Manajer Hull, Sergej Jakirovic, dan Frank Lampard di kubu Coventry sama-sama sadar akan kebutuhan ini. Mereka telah mendatangkan gelandang baru, yakni Jens Hjerto-Dahl di Hull dan Gustavo Hamer yang kembali ke Coventry. Namun, catatan gol kedua pemain tersebut masih jauh dari kata memuaskan. Hjerto-Dahl hanya mencetak lima gol dalam 37 penampilan bersama Sheffield United di Championship musim lalu, sementara Hamer belum pernah menembus dua digit gol dalam semusim penuh.
Di sinilah nama Brownhill muncul sebagai kandidat yang lebih menjanjikan. Sebelum hijrah ke Al Shabab, pemain yang sempat membela Burnley itu mencatatkan 18 gol di Championship pada musim 2024/25. Angka tersebut lebih banyak dari total gol Hjerto-Dahl dan Hamer sepanjang karier mereka. Bahkan, jika ditambah dengan 11 golnya bersama Al Shabab di semua kompetisi, total koleksinya mencapai 29 gol sejak awal musim 2024/25โlebih banyak dari gabungan dua musim terakhir kedua gelandang muda tersebut.

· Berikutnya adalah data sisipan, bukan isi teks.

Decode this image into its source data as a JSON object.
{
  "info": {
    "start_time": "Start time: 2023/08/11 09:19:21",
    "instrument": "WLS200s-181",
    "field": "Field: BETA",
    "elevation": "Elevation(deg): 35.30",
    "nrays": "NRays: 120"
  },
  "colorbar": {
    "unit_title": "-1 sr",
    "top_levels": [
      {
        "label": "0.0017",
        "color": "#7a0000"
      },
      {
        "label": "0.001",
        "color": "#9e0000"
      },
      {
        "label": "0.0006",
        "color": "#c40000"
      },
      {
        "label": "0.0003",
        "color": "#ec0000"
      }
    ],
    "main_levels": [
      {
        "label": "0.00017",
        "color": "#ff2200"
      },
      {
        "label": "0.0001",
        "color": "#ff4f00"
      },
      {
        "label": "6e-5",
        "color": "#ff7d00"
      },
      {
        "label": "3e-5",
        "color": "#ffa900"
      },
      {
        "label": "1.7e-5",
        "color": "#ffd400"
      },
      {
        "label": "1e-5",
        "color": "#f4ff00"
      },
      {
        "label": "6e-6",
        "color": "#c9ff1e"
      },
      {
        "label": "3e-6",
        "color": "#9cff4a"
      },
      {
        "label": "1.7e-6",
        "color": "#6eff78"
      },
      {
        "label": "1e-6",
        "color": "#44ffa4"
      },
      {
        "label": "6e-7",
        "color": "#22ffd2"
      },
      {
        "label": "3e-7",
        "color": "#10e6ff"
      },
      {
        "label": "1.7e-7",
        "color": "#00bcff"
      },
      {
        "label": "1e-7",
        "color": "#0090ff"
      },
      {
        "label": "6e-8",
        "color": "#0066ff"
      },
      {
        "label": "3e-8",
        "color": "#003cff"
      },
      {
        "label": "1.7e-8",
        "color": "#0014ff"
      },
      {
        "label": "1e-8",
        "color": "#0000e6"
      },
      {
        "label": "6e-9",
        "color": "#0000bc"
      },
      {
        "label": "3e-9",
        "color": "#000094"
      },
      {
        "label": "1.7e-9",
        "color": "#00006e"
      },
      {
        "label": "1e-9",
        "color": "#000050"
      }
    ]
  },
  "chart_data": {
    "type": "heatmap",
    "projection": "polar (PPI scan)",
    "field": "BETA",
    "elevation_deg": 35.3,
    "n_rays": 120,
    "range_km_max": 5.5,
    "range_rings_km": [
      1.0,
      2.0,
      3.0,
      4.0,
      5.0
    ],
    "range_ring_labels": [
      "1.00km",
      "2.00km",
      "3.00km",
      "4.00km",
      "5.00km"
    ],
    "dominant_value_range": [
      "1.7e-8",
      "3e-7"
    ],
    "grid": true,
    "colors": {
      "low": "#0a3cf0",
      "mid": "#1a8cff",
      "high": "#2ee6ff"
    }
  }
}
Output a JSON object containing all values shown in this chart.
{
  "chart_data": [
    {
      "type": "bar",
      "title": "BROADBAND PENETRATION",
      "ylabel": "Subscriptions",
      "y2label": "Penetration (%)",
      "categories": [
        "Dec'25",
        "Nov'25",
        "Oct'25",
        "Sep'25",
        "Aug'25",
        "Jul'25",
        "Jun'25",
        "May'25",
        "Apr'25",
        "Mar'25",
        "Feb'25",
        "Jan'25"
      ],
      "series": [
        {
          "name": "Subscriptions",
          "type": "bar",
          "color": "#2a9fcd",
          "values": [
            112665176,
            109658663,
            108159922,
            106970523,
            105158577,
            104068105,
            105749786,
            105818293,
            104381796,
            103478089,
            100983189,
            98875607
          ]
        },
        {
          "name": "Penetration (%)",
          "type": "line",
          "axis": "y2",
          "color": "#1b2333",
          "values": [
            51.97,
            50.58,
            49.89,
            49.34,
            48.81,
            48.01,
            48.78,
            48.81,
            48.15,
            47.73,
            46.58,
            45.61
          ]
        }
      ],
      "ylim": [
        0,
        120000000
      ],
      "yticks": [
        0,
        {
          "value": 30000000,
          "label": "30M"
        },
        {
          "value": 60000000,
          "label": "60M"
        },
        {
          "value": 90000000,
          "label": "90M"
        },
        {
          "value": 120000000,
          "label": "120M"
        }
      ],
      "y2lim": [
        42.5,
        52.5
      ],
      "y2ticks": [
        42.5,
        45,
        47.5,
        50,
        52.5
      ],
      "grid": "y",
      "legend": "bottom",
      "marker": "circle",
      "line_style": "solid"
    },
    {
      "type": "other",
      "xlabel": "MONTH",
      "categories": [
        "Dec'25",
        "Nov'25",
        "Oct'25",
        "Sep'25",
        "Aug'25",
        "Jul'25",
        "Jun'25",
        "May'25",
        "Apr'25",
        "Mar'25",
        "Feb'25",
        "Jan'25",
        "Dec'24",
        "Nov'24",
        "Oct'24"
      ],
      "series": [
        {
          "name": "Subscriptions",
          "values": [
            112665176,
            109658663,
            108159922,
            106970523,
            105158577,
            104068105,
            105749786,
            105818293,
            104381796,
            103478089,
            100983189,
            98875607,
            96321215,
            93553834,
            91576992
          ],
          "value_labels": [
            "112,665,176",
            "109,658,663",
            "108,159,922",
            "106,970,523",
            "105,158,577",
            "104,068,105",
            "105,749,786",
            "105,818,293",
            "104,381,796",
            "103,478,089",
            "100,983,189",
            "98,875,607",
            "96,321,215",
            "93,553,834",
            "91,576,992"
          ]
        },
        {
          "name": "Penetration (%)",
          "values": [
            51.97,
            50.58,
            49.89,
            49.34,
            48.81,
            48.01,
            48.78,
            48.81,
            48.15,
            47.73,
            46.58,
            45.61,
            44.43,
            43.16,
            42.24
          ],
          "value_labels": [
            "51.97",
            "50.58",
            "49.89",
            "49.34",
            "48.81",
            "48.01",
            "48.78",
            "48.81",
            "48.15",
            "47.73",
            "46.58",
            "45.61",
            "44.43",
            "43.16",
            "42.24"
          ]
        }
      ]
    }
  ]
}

Pengalaman Brownhill di Premier League juga menjadi nilai jual utama. Pada musim 2023/24 bersama Burnley, ia mencetak empat gol dari 1.93 xG dan dua assist dalam 23 penampilan sebagai starter. Ini membuktikan bahwa ia mampu tampil efektif di kasta tertinggi, sesuatu yang belum dimiliki oleh Hjerto-Dahl maupun Hamer. Dengan pengalaman dan kualitas yang dimilikinya, Brownhill bisa menjadi sosok penting bagi Hull atau Coventry dalam upaya mereka menghindari degradasi.
Bagi Hull, kehadiran Brownhill akan menambah opsi di lini tengah yang selama ini mengandalkan kreativitas Hjerto-Dahl. Sementara bagi Coventry, kembalinya Hamer belum cukup untuk menambal kebuntuan di lini depan. Brownhill, dengan naluri mencetak golnya, bisa menjadi jawaban atas kebutuhan kedua tim akan gelandang yang mampu menusuk dari lini kedua.
Namun, persaingan tidak akan mudah. Al Shabab mungkin memanfaatkan situasi ini untuk mendapatkan keuntungan finansial, mengingat kondisi keuangan klub yang sedang membutuhkan dana segar. Kedua tim harus bergerak cepat sebelum tenggat waktu transfer pada Selasa mendatang. Apakah salah satu dari mereka akan berhasil mengamankan jasa Brownhill? Atau akankah ada kejutan di menit-menit akhir bursa transfer? Kita tunggu saja.